Delanne sabia muito bem quão poderosa é a força da
intolerância, do fanatismo e da paixão, por isso na Introdução do seu livro “ Pesquisas sobre a Mediunidade “ datada de 25 de fevereiro de 1900, escreveu:
“A luta é inflamada e,
provavelmente, será longa, de vez que os prejuízos religiosos e científicos se
mostram obstinados. Insensivelmente, porém, a evidência acaba impondo-se. Temos
agora a convicção de que a grandiosa certeza da imortalidade se tornará uma
verdade científica, cujas consequências benfazejas, fazendo-se sentir no mundo
inteiro, mudarão os destinos da Humanidade.”
Noutro ponto dessa Introdução, salientava, bem inspirado,
que a Física moderna, o magnetismo, o hipnotismo, a sugestação verbal ou
mental, a clarividência, a telepatia e o Espiritismo, todos esses conhecimentos
novos conduzem irresistivelmente o homem para o Além.
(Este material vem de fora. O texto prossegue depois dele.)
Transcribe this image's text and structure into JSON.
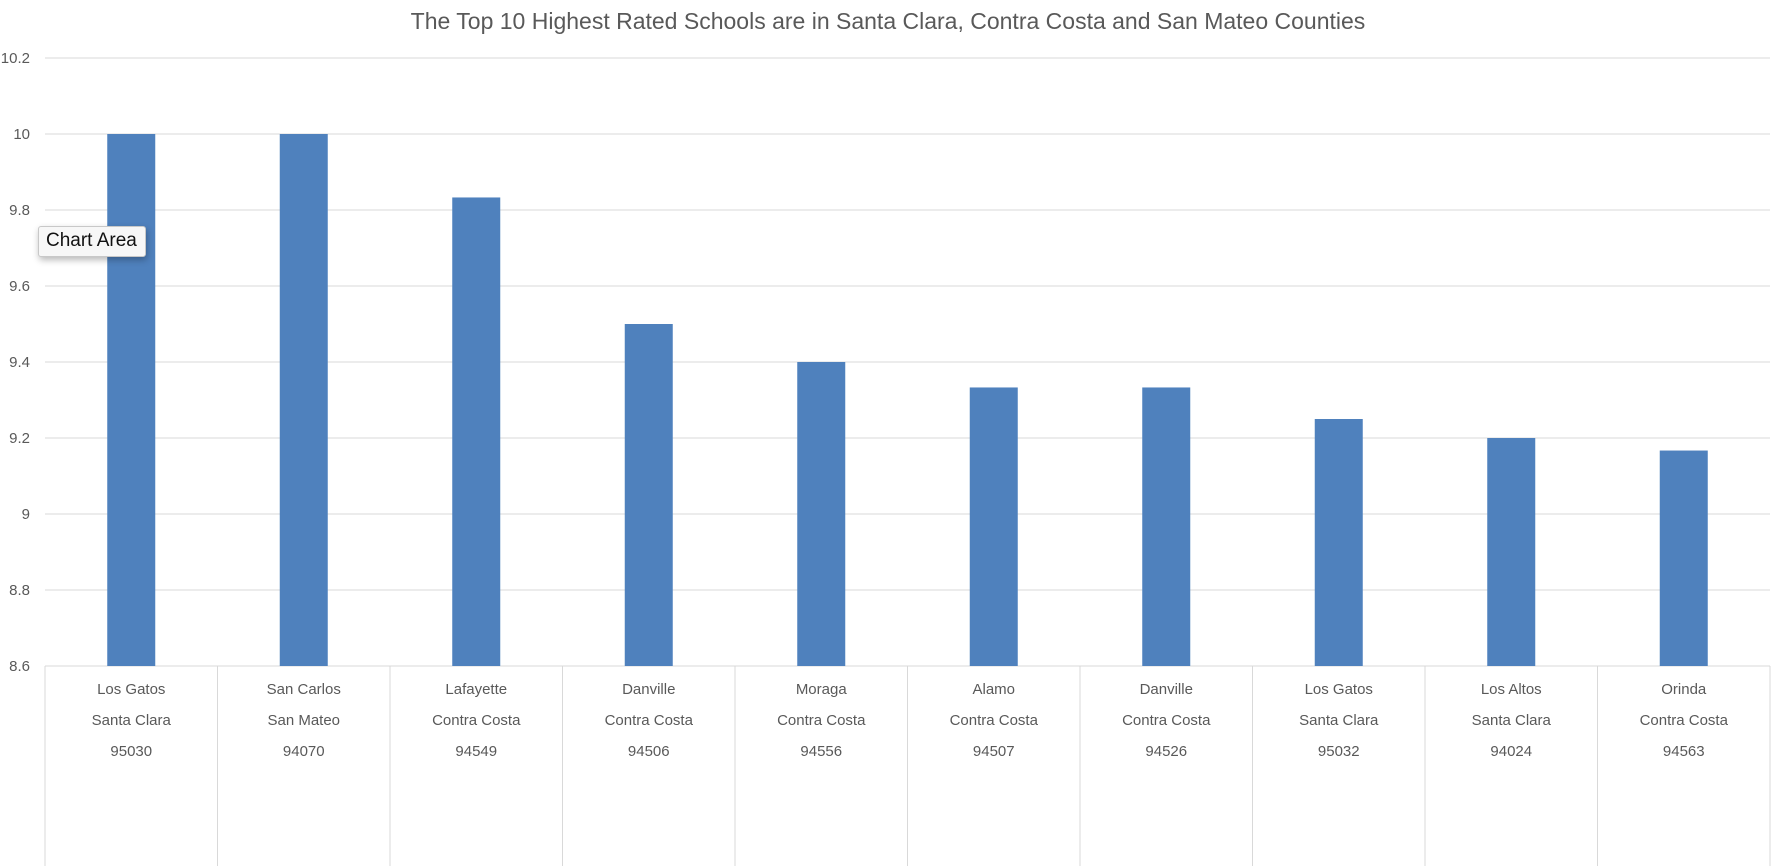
{
  "tooltip": {
    "text": "Chart Area"
  },
  "colors": {
    "bar": "#4f81bd",
    "grid": "#d9d9d9",
    "text": "#595959"
  },
  "chart_data": {
    "type": "bar",
    "title": "The Top 10 Highest Rated Schools are in Santa Clara, Contra Costa and San Mateo Counties",
    "xlabel": "",
    "ylabel": "",
    "ylim": [
      8.6,
      10.2
    ],
    "yticks": [
      "8.6",
      "8.8",
      "9",
      "9.2",
      "9.4",
      "9.6",
      "9.8",
      "10",
      "10.2"
    ],
    "grid": true,
    "legend": "none",
    "categories": [
      {
        "city": "Los Gatos",
        "county": "Santa Clara",
        "zip": "95030"
      },
      {
        "city": "San Carlos",
        "county": "San Mateo",
        "zip": "94070"
      },
      {
        "city": "Lafayette",
        "county": "Contra Costa",
        "zip": "94549"
      },
      {
        "city": "Danville",
        "county": "Contra Costa",
        "zip": "94506"
      },
      {
        "city": "Moraga",
        "county": "Contra Costa",
        "zip": "94556"
      },
      {
        "city": "Alamo",
        "county": "Contra Costa",
        "zip": "94507"
      },
      {
        "city": "Danville",
        "county": "Contra Costa",
        "zip": "94526"
      },
      {
        "city": "Los Gatos",
        "county": "Santa Clara",
        "zip": "95032"
      },
      {
        "city": "Los Altos",
        "county": "Santa Clara",
        "zip": "94024"
      },
      {
        "city": "Orinda",
        "county": "Contra Costa",
        "zip": "94563"
      }
    ],
    "values": [
      10,
      10,
      9.833,
      9.5,
      9.4,
      9.333,
      9.333,
      9.25,
      9.2,
      9.167
    ]
  }
}
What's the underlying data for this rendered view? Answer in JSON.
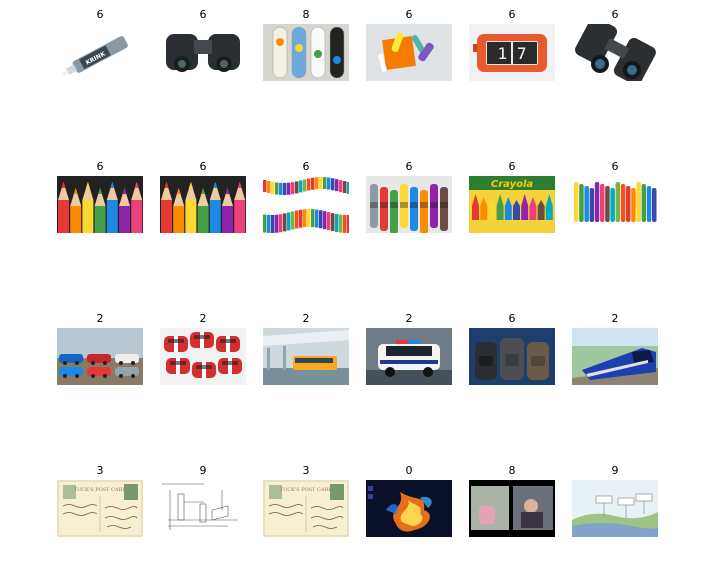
{
  "rows": [
    [
      {
        "label": "6",
        "icon": "marker-pen-icon"
      },
      {
        "label": "6",
        "icon": "compact-binoculars-icon"
      },
      {
        "label": "8",
        "icon": "skateboards-icon"
      },
      {
        "label": "6",
        "icon": "paper-clips-icon"
      },
      {
        "label": "6",
        "icon": "flip-clock-icon",
        "text": "1 7"
      },
      {
        "label": "6",
        "icon": "large-binoculars-icon"
      }
    ],
    [
      {
        "label": "6",
        "icon": "colored-pencils-icon"
      },
      {
        "label": "6",
        "icon": "colored-pencils-icon"
      },
      {
        "label": "6",
        "icon": "pencil-wave-icon"
      },
      {
        "label": "6",
        "icon": "crayons-icon"
      },
      {
        "label": "6",
        "icon": "crayola-box-icon",
        "text": "Crayola"
      },
      {
        "label": "6",
        "icon": "crayons-row-icon"
      }
    ],
    [
      {
        "label": "2",
        "icon": "sports-cars-icon"
      },
      {
        "label": "2",
        "icon": "red-cars-icon"
      },
      {
        "label": "2",
        "icon": "bus-terminal-icon"
      },
      {
        "label": "2",
        "icon": "police-suv-icon"
      },
      {
        "label": "6",
        "icon": "backpacks-icon"
      },
      {
        "label": "2",
        "icon": "blue-train-icon"
      }
    ],
    [
      {
        "label": "3",
        "icon": "postcard-icon"
      },
      {
        "label": "9",
        "icon": "technical-drawing-icon"
      },
      {
        "label": "3",
        "icon": "postcard-icon"
      },
      {
        "label": "0",
        "icon": "fire-abstract-icon"
      },
      {
        "label": "8",
        "icon": "photo-collage-icon"
      },
      {
        "label": "9",
        "icon": "landscape-diagram-icon"
      }
    ]
  ]
}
O surto evolutivo, em geral, no século XX, tem sido
espantoso, especialmente no que se relaciona com a Ciência, que nesses últimos
anos atingiu uma proporção verdadeiramente geométrica. A Física e a Química, a
partir da desintegração atômica, passaram a liderar as conquistas do saber
humano. Por isso não será fora de propósito
dizer que a obra “ A Evolução Anímica”, publicada em
1895, é mais um atestado eloqüente das verdades do Espiritismo, e coloca a
personalidade do seu autor num pedestal que bastante o dignifica.
Muitos conhecimentos científicos, expostos pelo autor,
sofreram, no correr dos anos, uma natural transformação e progresso, o que,
entretanto, não invalidou o vigor e a firmeza dos conceitos espirituais
emitidos por Delanne, mas, antes, vieram afirmá-los cada vez mais.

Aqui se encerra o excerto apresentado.